(Special) Rose pov
✴️✴️✴️
Aku akan segera berusia 27 tahun ini. Mama bilang hampir tidak mempercayai waktu yang berlalu begitu cepat. Anak bungsu yang dikasihi dan dicintainya sudah hampir berkepala tiga.
Tapi memang seperti itulah hidup, 10 tahun dibaca terdengar sangat lama namun bila dijalani akan berlalu begitu saja, bagai hembusan angin dimusim panas, hanya membekas diingatan sebagai memori.
Aku mencapai banyak hal-hal yang tak akan bisa kudapatkan dimanapun selama 2 tahun tinggal tanpa keluarga disini. Pekerjaan tetap, Rose manja yang diubah mandiri, danpula isajangnim, suamiku.
Ada selalu sedikit rasa sesal dari setiap keputusan. Seperti keputusanku yang memilih berpisah dari keluarga demi pencapaian itu. Percayalah, aku yakin untuk kalian yang hidup diperantauan kalian akan memahamiku. Rindu itu sangat rumit dan sulit tak peduli secanggih apapun teknologi saat ini. Makan bersama, bergurau bersama, apapun itu yang mencakup kebersamaan bersama keluarga. Teknologi tak dapat membuat tangan saling menyentuh satu sama lain meski wajah dapat saling bertatap. Bukankah itu lebih menyakitkan? Bukankah itu membuat rindu akan semakin menggebu?
Waktu Ayah bilang tidak bisa berlama-lama menetap di Korea Selatan karena lagi-lagi terbentur jadwal sibuk pekerjaan nya, euforia dalam diriku menyambut hari baru hidup bersama sajangnim seakan runtuh. Sempat terpikir untuk membatalkan saja penerbangan, aku ingin lebih lama melihat mereka namun Disisi lain aku kini seorang istri, wanita yang juga dimiliki oleh suami yang mencintaiku, wanita yang kini harus sepenuhnya patuh hanya pada suamiku yang dengan berani berikrar suci dihadapan pendeta dan seluruh keluargaku.
"Aku akan segera membawamu kesana menemui mereka, segera. Aku berjanji"
Ucapan itu nyatanya membuat hatiku sedikit membaik, jika sajangnim sudah berjanji maka tidak ada yang perlu untuk aku khawatirkan. Aku tidak bisa berlarut-larut dalam sedihku mengesampingkan alasan kami berdua berada di Negara kelahiran Lisa saat ini.
..
Pukul 2 siang, aku keluar dari kamar dengan tawa kecil dibibirku. Aku sempat menatap kedua mata frustasi sajangnim sebelum menutup pintu kamar mencari dimana keberadaan dapur. Demi apapun itu sangat menghibur, dia pasti sangat malu didalam kamar sekarang.

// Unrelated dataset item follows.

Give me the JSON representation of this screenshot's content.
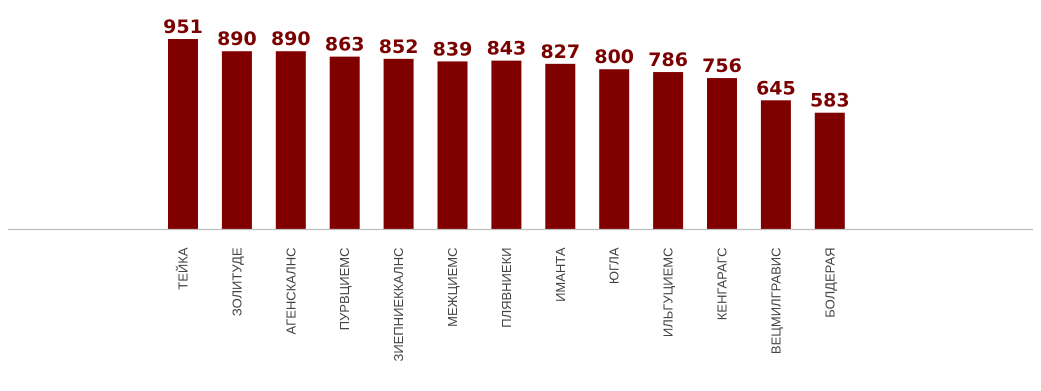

Well, lebih dari itu. Aku menyentuh dadaku, mengatur nafas memburu yang pelan-pelan telah sedikit stabil sambil terus mengambil langkah. Jantungku hampir meletus menatap kemeja yang sedikit kusut dibeberapa bagian oleh ulahnya. Harusnya tidak boleh begini, tapi aku sangat gugup-sangat. Beginikah rasanya bulan madu? Rasanya seperti aku kembali menjadi anak remaja dalam masa puncaknya. Semua yang kulihat hanya tentang cinta, seperti ribuan kupu-kupu berterbangan dalam diriku, sangat menggelikan namun juga mendebarkan. Entahlah aku tidak bisa mendefinisikanya secara spesifik.
Dan untuk pertama kalinya kami meninggalkan perdebatan tentang pekerjaan dimeja makan. Kami berbicara banyak hal, saling melontarkan ejekan dan godaan, saling tarik ulur tentang perhatian. Sajangnim menjadi lebih banyak bicara.
Satu hal yang pasti, sajangnim telah berhasil berubah.
**
Matahari sore sudah separuh tenggelam. Tak ada dari kami berdua yang mau beranjak dari tempat kami tidur dikursi santai depan kolam renang. Sangat damai dan menyenangkan, dibawah langit biru pula dihadapan lautan biru, ditemani hembus angin semilir Thailand. Seluruh tubuhku menikmati mewahnya beristirahat dengan alam tanpa beban derita apapun dipundakku.
Meski pemandangan matahari terbenam terlihat sangat memukau, tak ada yang lebih membahagiakan selain menatap kedua kaki kami saling bersentuhan lurus tanpa alas kaki, merasakan lembut tangan suamiku yang suka rela menjadi bantal diatas kerasnya kursi panjang berbahan dasar kayu.